Из угла я воздал должное их прилежанию. Играли толково, во всю ширь любительства, а иные пассы, для самих купцов случайные, беспоследственные, никак не выделяемые инстинктом из кабального аматерства, могли бы, если б их развить в другой системе промысла и охвата, привести к прекрасной иератической догме, но чуда не происходило. У меня от тебя ноги гудят, процедил губастый после того, как Тавризца препроводили с эскортом домой. Он разродился сизыми колечками и поймал на зуб болтавшуюся на витом снурке кисточку фески. Сдай ему, что ли, Махмуд, выплюнул он, поведя подбородком к наименее знатному за столом. Все засмеялись шутке, вежливому приглашенью выпроводиться вон; мне подобало, поклонившись в пояс, сказать спасибо за науку. Но я уже не был собой. Лихорадка унялась, мир воспринимался невозмутимо и яростно, я был холодное оружие убийства. Они обомлели, когда я уселся седьмым, и что-то прозвучало в моем повеленье „сдавайте“, от чего они сникли, сомлев.
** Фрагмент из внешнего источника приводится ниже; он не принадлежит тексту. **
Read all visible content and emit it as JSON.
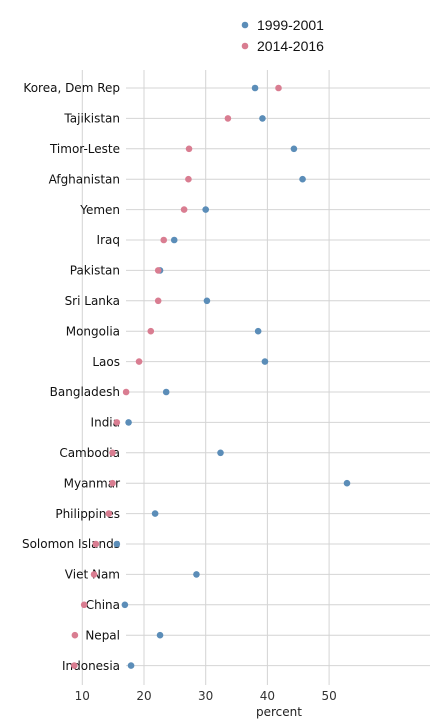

Медиум, наймит, я действовал по манию игры, наславшей на партнеров хмару и дурман, — тем же зельем был опоен в купе Исай Глезер с супругой».

— Ваша осведомленность… — развел крылами Фридман.

— Моя осведомленность, — вторил на еврейский лад татарин.

«Это было оскорбительно быстрое изнасилование. Но я дал им попробовать и шероховатую протяженность. И пока они поглощали тарантула, я разнес их вчистую. Единовременность этрусских надгробий: больной лежит на крышке, прикидывая, какой бы снедью с пустой тарелки попотчевать рот, а вспухший по бокам саркофага, осипший от пищалей и дудок отряд, смесь траурной гульбы и праздничного воя, на салазках волочит оплаканный труп. Деньги скопились подле меня, ребристые, твердые, из металла, хрусткие, нежно-шершавые, из бумаги. Сгреб их в кучу и ощупал, лаская. Тепло разлилось, как от золотого шара для согревания ладоней кардинала, вообразилась и спальня его, в палевых гобеленах с вишневокрылыми сан-анджелами и рыцарями в блеклых черепаховых доспехах — мануфактура Барберини, сестра Мария слепла летом и зимой. Я не взял деньги и прошествовал до двери походкой напомаженного баловня, покидающего тепидарий после изящного спора о Стое, условившись о любовной победе. Была, настаиваю, тишина. Никто и звуком не обмолвился о Шахе, уже никогда, я отбил им охоту встречаться и разглагольствовать. Потом они суеверно обходили меня, и напрасно; я менее других догадывался, что случилось, невольный нож в порабощающей руке, далекий от призвания, надежд, самоуправства, — не сторонился только дядя, но дней его на земле оставалось мало. Ноября девятнадцатого в половине четвертого он рухнул лицом в ковер, скончавшись от сердечной спазмы, опередившей дежурный недуг.